A grande obra literária não sai sem que haja…

Diz Ferreira de Castro, sobre a escrita de A selva:

Era das seis e meia às oito da noite, depois de haver estendido num divã, durante alguns minutos, a fadiga trazida, como um fato de chumbo, do magazine e do jornal, que me embrenhava na Amazónia. E nem todos os dias, porque a vida tinha ainda mais exigências e outras vezes eu regressava a casa tão exausto, tão saturado de papel em branco e de papel impresso, que me faltava disposição, frescura e forças para retomar a minha pena.

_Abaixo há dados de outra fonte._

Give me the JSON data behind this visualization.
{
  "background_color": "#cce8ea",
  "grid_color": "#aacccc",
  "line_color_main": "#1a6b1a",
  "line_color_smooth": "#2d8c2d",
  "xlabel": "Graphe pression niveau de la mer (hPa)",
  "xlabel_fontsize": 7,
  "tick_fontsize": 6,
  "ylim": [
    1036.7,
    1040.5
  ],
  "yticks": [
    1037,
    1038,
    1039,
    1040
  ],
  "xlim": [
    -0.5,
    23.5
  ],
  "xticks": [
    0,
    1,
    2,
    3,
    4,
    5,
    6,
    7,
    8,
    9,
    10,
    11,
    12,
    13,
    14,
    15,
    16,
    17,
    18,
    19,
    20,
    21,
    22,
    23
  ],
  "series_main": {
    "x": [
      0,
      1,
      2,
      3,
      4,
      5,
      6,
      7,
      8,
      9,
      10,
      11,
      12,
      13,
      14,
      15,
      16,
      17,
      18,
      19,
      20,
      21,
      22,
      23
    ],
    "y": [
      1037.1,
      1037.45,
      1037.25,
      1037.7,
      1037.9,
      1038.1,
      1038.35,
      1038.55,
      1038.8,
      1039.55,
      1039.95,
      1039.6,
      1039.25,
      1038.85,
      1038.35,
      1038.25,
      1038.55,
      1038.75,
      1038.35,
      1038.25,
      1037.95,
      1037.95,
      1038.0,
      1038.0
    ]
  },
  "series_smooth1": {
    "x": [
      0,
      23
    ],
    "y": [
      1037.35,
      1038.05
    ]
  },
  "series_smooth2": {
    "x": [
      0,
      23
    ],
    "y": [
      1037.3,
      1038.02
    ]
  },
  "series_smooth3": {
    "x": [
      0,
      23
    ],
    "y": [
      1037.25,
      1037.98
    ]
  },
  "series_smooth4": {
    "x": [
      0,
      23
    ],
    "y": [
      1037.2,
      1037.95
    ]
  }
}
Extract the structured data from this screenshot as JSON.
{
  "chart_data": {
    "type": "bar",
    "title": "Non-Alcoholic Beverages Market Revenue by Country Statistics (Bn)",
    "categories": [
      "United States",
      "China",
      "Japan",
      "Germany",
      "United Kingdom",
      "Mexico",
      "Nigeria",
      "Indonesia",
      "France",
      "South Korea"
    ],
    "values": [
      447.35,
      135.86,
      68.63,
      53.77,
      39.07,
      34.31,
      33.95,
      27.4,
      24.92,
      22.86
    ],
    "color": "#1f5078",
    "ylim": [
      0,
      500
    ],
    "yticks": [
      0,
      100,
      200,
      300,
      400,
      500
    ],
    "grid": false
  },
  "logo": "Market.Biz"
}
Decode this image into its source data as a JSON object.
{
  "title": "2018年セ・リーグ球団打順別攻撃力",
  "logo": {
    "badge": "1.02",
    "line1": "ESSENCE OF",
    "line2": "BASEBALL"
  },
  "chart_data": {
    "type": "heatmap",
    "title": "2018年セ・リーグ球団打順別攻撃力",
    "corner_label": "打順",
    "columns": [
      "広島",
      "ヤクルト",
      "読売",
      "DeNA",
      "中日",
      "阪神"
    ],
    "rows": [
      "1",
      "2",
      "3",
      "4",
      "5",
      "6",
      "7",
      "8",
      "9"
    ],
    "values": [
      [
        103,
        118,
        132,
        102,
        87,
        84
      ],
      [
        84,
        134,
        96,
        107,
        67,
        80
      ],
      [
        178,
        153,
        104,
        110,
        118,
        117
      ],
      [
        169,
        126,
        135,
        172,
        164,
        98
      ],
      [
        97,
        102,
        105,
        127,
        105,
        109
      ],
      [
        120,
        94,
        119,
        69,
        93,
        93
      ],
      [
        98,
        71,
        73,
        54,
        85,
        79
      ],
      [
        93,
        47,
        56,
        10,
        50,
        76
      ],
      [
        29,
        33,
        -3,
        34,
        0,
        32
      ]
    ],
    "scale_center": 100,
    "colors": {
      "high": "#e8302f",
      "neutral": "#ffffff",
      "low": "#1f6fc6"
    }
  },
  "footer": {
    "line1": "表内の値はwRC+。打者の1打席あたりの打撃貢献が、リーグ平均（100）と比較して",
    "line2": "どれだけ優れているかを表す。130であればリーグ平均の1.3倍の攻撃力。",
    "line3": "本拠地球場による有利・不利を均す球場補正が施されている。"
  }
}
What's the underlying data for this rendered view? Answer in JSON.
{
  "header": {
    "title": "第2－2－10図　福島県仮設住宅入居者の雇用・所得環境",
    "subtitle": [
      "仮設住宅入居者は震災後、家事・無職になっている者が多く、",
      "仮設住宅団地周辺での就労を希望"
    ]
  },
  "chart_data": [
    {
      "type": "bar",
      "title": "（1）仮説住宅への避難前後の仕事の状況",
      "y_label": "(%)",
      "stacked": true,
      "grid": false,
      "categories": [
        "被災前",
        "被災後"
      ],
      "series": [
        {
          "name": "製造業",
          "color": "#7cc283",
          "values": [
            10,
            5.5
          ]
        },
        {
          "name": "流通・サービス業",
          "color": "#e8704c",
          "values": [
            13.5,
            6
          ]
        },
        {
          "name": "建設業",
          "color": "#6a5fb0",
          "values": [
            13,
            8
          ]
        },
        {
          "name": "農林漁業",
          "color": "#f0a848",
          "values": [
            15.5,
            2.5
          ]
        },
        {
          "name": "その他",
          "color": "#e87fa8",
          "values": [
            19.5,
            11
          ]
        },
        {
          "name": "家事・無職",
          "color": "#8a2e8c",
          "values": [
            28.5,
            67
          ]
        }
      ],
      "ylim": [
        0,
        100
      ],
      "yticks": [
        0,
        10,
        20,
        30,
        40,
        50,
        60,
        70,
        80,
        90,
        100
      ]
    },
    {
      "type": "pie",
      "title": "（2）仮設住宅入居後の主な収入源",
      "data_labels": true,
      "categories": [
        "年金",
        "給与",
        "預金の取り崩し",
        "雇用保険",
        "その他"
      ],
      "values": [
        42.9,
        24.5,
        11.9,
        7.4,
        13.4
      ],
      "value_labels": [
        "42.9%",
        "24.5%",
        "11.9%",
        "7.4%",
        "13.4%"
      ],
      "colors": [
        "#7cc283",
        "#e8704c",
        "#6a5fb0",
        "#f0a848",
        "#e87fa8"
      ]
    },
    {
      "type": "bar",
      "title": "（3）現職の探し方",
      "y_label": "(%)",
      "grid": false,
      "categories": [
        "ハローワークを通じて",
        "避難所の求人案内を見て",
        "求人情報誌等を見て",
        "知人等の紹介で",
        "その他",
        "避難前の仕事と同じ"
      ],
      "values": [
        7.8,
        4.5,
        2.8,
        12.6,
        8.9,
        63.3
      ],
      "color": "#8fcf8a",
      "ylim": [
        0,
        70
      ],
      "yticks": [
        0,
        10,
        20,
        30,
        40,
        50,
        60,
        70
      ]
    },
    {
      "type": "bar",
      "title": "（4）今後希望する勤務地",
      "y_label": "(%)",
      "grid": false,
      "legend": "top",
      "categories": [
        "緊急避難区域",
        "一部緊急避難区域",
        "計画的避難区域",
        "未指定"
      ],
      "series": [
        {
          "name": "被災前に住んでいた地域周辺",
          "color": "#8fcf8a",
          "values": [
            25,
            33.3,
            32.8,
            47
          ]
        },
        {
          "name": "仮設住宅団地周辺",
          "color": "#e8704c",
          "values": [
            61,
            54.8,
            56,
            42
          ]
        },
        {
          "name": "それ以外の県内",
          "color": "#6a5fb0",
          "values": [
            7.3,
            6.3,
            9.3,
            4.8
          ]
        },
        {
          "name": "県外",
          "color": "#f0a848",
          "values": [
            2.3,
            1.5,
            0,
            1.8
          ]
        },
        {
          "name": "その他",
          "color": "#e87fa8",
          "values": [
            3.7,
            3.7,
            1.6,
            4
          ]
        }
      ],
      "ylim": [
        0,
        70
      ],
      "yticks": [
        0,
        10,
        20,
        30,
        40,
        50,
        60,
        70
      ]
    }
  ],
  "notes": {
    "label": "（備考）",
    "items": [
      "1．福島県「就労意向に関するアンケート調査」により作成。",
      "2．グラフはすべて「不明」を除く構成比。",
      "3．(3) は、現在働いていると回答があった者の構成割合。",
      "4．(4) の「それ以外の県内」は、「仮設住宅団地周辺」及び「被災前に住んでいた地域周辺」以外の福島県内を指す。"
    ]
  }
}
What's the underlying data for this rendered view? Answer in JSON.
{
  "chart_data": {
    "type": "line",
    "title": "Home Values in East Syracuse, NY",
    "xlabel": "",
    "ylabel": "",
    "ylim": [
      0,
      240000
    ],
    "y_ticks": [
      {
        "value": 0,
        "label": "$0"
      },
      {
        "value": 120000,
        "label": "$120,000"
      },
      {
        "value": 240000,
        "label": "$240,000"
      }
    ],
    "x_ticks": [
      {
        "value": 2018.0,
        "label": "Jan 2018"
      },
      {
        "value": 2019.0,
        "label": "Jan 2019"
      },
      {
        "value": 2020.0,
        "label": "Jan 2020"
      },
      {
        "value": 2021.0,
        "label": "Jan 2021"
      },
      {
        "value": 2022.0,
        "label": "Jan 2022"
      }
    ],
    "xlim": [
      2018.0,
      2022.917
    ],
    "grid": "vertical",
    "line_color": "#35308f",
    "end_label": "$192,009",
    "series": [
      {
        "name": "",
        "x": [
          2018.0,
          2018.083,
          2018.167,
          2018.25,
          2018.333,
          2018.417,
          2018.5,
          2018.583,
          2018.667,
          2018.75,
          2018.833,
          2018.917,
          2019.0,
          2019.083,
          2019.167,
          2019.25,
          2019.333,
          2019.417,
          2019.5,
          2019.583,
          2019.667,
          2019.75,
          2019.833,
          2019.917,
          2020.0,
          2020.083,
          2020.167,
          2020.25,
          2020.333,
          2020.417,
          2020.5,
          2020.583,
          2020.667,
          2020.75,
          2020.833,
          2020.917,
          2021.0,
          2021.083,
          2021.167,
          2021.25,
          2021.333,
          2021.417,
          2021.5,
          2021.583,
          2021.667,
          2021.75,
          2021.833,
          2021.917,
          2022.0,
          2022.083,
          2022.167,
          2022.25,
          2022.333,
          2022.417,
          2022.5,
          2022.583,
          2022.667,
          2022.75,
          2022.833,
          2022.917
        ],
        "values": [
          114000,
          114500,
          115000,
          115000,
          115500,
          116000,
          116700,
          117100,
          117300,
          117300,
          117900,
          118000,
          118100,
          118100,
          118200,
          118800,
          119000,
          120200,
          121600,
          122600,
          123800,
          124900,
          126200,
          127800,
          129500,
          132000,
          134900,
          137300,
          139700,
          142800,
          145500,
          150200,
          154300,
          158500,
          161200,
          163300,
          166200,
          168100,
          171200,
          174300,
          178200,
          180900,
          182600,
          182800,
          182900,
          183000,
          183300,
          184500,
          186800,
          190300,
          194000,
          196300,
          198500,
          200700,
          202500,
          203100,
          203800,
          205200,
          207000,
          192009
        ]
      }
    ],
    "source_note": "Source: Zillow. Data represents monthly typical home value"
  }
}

Este tipo de relato, para além de desmontar a romantização da escrita, é também mais uma evidência de que a grande obra literária não sai sem que haja uma motivação descomunal, uma necessidade absoluta e irracional de escrevê-la, que suplanta pela força todos os possíveis obstáculos. Tomar consciência do cenário descrito por Ferreira de Castro diante do romance finalizado nos inclina a creditá-lo a algum milagre. Mas, decerto, nas grandes obras há menos milagre do que esta violentíssima sensação de dever.

A despeito de parecer hoje inexistente…

A despeito de parecer hoje inexistente após décadas de sistemática e veemente relativização, o senso comum permanece como a mais sólida baliza moral do homem ordinário. Não é a lei que o orienta, não é na lei que ele pensa quando age ou deixa de agir. Se não mata, se não rouba, é porque assim prescreve o senso comum, havendo ou não havendo lei. O efeito desta, aliás, graças ao estado moderno, é torná-lo sempre mais ou menos infrator. Quer dizer: se não corresponde a lei ao senso comum, não é possível enxergá-la como justa, e seu efeito não pode jamais ser educativo, como teoricamente se pretende. E disso tudo, o mais curioso é que chegará o dia em que alguém terá de notá-lo, terá de notar a falência do direito moderno perante o antiquíssimo senso comum. E, então, caso se queira transcrevê-lo juridicamente, já não será possível — a menos que se admita novamente a religião.

A lei só cumpre a função social…

A lei só cumpre a função social pela qual se justifica quando é expressão jurídica do senso comum. A partir do momento em que se precisa recorrer a um especialista para conhecê-la, ou melhor, a partir do momento em que se torna conhecimento especializado, distante, e não universalmente apreendido por óbvio, a lei perde a função social e torna-se mero meio de opressão por parte daqueles que detêm o poder de aplicá-la ou se beneficiam de sua aplicação.

O impressionante do hábito é acostumar…

O impressionante do hábito é acostumar a mente a tarefas difíceis, fazendo com que pareçam quase, quase fáceis; e, mesmo que não chegue a tanto, trivializa o fazê-las, algo por si só extraordinário. Psicologicamente, habituar-se a fazer algo é fazê-lo com menor esforço, como ligando um modo de execução automático. E só é possível notar o quão benéfico, o quão poderoso é o hábito ao rompê-lo e, em seguida, tentar fazer o que antes se fazia com naturalidade. Quase sempre, menor que o esforço necessário para retomá-lo é aquele necessário para desistir.